McCall's M4548 (2004)

I'll keep this short since I'm not in a very good mood right now. Nothing specific; I'm just still a bit stuffy, and I haven't had time to work on the pioneer dress that I really, really, do need, and I'm about ready to give up on the entire concept of dating.

I've been wearing the same dress for reenacting since I was fourteen. Theoretically I'm not old enough to be squeamish about my age, so I'll say it: 1991. Since 1991. I think 20 years is enough for just about any piece of clothing.

It wasn't an official Civil War dress when we started; it was just a late-1980's oversized post-Prairie thing with a long skirt and a dropped waist that wasn't too noticeable when I had a big apron on. We made it out of dark brown plaid brushed cotton, and it actually looked OK. I'm sure there were accurate 19th century dress patterns available at the time, but this was aeons before we had Internet access and we would have had no idea where to find any.

This isn't it, but it's very similar, ankle length, minus the waist tie, the tucks and ruffly trim stuff on the front, and with a Mandarin collar.


Anyway, the buttons are coming off, the speed-lacers on my boots have ripped the hem out a few times too many, and it shrank in the wash so the sleeves are too short. And it's still really, really, inaccurate.

I'm not quite up to totally accurate but I'm at least going to try to strike a balance between less-conspicuously-inaccurate and something that I can finish by November 11. I also don't want to buy any more fabric if I can help it. I have too much that needs to be used, and I don't want to spend the money. I've settled on McCall's M4548 (2004). I used to own this and made the chemise ages ago, but chucked the rest of the pattern.

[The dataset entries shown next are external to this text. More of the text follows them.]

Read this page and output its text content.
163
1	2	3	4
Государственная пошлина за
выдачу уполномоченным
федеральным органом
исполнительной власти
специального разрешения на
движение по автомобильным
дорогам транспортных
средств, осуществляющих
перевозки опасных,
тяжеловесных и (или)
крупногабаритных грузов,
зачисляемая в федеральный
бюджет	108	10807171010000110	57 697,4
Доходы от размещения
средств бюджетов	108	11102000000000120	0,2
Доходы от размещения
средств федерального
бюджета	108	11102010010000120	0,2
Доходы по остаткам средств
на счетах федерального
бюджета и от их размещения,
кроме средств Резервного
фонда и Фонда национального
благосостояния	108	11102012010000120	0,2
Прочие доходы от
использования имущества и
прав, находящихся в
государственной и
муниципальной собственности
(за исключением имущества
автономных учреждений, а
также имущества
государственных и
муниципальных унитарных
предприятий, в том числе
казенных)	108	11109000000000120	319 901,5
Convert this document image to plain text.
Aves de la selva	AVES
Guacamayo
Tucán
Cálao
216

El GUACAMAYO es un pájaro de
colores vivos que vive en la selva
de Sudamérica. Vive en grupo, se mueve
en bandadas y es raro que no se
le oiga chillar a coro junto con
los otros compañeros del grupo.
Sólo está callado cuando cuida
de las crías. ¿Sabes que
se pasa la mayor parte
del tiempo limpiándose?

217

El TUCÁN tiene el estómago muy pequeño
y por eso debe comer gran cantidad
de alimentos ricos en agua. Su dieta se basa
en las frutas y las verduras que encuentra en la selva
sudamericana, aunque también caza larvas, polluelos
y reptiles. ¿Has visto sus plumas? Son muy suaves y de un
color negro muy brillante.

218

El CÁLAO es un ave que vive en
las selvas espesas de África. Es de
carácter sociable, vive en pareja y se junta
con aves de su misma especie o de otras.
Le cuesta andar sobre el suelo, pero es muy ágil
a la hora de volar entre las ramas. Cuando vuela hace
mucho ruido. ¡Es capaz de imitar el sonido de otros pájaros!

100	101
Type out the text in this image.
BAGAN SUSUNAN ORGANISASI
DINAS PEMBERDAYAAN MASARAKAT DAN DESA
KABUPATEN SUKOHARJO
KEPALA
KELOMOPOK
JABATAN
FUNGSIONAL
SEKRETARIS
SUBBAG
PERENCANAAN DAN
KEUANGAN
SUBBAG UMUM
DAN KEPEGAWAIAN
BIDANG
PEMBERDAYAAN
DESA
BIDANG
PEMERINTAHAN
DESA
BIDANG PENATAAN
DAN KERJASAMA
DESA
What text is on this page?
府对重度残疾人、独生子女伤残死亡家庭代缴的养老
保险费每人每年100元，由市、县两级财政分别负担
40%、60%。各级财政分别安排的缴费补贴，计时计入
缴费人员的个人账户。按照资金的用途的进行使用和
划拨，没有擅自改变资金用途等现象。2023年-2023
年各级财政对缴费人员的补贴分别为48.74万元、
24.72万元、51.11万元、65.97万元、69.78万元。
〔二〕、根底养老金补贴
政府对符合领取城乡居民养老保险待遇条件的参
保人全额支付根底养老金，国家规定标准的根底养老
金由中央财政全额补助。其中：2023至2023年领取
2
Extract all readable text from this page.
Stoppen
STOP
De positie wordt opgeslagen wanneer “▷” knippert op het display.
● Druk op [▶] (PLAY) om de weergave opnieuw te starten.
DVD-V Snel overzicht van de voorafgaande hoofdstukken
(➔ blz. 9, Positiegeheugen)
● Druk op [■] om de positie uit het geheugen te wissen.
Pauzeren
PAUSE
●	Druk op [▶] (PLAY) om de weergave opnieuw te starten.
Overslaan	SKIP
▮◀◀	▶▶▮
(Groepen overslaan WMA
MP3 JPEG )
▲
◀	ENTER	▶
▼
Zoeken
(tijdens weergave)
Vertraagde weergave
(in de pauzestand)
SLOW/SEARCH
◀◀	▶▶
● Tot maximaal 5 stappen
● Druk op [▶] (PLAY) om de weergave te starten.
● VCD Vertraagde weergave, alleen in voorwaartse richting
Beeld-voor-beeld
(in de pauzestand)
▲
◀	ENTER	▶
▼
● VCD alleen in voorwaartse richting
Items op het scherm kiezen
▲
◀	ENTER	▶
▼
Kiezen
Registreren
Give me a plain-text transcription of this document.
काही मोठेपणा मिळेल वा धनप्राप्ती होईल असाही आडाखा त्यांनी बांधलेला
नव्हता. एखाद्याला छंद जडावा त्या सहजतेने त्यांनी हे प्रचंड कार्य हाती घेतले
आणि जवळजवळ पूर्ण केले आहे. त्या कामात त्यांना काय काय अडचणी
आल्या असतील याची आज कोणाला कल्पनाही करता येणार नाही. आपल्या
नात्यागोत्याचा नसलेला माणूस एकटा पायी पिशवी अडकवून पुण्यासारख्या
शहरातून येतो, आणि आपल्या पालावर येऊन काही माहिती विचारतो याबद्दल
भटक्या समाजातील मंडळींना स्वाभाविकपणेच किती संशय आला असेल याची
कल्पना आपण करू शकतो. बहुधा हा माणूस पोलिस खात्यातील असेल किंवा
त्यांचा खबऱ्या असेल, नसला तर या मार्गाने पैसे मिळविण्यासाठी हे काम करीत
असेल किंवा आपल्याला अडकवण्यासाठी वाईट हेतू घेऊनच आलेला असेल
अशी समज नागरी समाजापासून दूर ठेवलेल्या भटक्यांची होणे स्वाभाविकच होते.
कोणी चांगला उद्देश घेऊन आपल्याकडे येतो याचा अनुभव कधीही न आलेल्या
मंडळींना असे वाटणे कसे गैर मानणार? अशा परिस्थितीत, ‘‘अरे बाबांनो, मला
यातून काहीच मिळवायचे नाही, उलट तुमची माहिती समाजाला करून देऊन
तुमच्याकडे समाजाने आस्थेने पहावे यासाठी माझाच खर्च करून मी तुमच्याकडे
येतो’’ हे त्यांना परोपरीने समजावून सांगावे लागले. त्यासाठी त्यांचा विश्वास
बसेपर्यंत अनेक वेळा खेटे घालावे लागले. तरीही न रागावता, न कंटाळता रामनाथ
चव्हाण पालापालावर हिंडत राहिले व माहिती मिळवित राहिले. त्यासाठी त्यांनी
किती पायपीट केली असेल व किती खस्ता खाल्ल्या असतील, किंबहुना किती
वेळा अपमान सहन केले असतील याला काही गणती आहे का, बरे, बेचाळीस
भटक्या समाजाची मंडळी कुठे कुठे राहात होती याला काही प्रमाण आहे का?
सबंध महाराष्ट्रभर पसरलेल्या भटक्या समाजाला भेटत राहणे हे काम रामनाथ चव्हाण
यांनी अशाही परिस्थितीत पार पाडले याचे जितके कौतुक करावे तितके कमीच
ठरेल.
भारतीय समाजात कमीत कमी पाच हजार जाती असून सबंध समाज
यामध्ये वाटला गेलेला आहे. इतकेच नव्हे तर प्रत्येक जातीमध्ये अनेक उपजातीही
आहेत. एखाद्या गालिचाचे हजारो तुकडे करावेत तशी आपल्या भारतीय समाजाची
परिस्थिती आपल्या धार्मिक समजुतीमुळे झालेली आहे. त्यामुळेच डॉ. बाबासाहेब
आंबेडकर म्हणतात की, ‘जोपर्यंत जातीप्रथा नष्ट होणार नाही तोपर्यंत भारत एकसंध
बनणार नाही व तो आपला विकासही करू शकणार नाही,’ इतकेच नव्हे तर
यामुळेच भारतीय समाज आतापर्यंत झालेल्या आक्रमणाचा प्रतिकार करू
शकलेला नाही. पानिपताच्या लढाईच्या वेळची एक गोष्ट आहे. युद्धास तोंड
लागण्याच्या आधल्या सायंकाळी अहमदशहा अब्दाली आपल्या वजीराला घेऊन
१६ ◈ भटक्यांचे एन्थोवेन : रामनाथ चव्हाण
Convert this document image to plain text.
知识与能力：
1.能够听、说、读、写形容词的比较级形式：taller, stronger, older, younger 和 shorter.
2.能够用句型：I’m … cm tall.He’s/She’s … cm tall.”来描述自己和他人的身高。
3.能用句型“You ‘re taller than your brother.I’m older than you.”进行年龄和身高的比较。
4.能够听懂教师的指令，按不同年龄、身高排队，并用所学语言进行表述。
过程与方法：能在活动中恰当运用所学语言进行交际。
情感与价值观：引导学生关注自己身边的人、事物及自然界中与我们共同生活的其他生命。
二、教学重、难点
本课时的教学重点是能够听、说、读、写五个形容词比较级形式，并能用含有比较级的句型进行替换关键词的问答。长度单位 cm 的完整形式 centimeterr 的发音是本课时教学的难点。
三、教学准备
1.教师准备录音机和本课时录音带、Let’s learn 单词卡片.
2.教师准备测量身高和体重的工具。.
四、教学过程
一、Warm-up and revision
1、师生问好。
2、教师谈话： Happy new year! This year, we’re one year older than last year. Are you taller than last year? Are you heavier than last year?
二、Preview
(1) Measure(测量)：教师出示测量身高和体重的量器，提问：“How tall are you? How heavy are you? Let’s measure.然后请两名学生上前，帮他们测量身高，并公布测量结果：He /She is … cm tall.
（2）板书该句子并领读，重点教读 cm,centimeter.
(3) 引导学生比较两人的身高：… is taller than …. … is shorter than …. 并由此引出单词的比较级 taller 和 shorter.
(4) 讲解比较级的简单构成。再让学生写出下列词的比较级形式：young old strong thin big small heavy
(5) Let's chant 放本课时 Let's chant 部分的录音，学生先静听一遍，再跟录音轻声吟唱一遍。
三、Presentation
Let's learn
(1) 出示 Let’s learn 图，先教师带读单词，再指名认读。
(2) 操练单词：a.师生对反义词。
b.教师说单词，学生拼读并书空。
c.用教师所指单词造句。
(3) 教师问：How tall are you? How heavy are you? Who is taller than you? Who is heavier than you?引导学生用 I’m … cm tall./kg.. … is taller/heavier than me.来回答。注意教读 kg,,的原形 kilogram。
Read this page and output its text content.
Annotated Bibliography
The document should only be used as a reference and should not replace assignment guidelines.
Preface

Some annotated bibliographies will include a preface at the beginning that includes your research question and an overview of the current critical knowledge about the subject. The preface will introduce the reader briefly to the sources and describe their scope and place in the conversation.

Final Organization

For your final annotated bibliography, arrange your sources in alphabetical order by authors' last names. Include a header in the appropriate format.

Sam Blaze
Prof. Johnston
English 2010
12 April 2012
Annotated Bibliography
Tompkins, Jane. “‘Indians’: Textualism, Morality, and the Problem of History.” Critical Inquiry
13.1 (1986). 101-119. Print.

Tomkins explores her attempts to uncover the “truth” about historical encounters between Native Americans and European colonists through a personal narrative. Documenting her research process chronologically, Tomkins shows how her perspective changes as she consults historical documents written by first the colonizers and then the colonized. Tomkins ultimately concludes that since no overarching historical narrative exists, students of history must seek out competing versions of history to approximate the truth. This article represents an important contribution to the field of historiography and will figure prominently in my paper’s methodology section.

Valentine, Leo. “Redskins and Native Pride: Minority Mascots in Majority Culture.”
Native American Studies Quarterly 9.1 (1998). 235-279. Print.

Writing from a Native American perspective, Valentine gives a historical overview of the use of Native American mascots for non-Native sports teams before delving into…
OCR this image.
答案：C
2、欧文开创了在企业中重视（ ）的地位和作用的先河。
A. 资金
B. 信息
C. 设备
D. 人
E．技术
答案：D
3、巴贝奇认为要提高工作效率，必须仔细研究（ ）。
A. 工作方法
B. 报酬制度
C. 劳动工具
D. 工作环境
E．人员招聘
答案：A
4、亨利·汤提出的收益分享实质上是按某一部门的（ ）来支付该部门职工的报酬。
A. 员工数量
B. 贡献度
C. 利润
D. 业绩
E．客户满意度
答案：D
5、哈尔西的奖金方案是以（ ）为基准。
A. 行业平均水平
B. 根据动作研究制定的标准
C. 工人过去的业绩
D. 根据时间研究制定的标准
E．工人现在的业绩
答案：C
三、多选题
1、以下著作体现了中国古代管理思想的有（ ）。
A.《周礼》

Who needs a pattern for a half-apron, anyway? Especially an absurdly skimpy one like that.


Here is McCall's in-vivo shot:

Mine won't be electric blue plaid, and I can see that I'm going to have to do some test-fitting even if I weren't contemplating some alterations. For one, that embarrassing collar is gone. Sheesh. It makes her look like Olive Oyl's grandmother. And a Civil War era dress really should have a separate collar, anyway, basted on, so it could be changed when it got dirty. Attached collars on work dresses are one of my pet peeves even in modern clothing.

Here it is in real life.

And again, though heavily altered.

I think the skirt probably needs to be more full but I doubt I'll be able to manage it with the fabric I plan to use, because I don't think I'll have enough. I love the tucks but I think I'll probably have to leave them out to make my yardage go far enough. We'll see.

The bodice is no great shakes but, if nothing else, I think I need to drop the shoulder seams more. I'm tempted to take the sleeves in a bit to make it easier to play the guitar, but, stylistically, I should probably leave them alone.

I'm using the lemon-lime pinstripe that Sheila gave me:


Except it's been overdyed green:

(That's 1 bottle Rit Teal, 1 box Rit Dark Green, and 1 box Rit Irish Green, FYI. It came out a really nice color.)

Hopefully, I'll be able to squeeze in a new slat bonnet, too.